Entering global supply chains today is less about budget and more about proof: of safety, compliance, sustainability, performance. The companies that succeed build compliance into product design and sourcing from the beginning, not after a buyer asks for it.
Different markets have different requirements. A buyer in Europe will ask for different documentation than a buyer in the U.S. Knowing your target market before you invest in testing and certification saves time and money. OEKO-TEX® certifications are a practical starting point because they are recognized across markets and cover the supply chain at multiple levels, giving suppliers a verified record they can bring to any buyer conversation.
Editor’s Conclusion
From my perspective, this interview clearly shows that the future of the textile industry will be shaped not only by production capacity and pricing, but increasingly by transparency, compliance, traceability, and verified sustainability. Today, global brands and retailers expect much more from suppliers than simple manufacturing capability. They are looking for trusted partners who can provide documented proof regarding chemical safety, environmental responsibility, and product performance.

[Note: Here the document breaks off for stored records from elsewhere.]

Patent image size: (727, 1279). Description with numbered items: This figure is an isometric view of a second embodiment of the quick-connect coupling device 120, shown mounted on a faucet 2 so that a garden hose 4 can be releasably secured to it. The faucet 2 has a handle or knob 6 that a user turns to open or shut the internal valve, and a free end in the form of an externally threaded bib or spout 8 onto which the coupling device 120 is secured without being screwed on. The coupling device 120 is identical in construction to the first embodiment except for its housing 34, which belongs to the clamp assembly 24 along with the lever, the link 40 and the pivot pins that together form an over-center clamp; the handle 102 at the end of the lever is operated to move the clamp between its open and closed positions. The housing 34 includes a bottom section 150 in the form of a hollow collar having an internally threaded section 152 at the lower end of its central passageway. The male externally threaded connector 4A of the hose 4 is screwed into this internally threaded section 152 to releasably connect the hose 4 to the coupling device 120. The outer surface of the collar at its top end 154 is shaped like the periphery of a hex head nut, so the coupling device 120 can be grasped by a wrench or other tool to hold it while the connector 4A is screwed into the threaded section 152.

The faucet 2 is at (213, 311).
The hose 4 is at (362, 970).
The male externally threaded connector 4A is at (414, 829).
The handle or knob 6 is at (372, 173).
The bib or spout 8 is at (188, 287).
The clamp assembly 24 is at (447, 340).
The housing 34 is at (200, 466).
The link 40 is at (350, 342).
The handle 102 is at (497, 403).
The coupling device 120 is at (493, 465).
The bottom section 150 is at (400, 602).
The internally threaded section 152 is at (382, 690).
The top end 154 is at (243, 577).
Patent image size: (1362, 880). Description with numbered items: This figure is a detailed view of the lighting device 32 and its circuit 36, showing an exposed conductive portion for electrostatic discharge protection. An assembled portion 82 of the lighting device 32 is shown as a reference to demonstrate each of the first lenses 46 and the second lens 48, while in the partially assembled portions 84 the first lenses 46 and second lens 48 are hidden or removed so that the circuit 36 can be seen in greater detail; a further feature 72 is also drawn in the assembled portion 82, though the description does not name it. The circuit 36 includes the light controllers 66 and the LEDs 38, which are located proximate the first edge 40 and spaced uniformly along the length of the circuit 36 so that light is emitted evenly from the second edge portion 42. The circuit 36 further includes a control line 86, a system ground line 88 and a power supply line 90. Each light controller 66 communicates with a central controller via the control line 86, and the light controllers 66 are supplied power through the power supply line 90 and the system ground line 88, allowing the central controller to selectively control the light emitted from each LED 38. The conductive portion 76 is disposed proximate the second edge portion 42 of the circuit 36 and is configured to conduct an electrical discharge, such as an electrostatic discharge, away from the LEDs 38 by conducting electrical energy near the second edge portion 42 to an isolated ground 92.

What also became evident during this discussion with Jaime Griggs is that textile manufacturers in emerging regions such as the Middle East and Africa are entering a new phase of global integration. As international regulations continue evolving, companies that invest early in testing, certification, and compliance systems will gain a stronger competitive advantage in global markets.
For many textile producers, certifications are no longer just marketing tools — they are becoming essential business requirements for entering and surviving in international supply chains.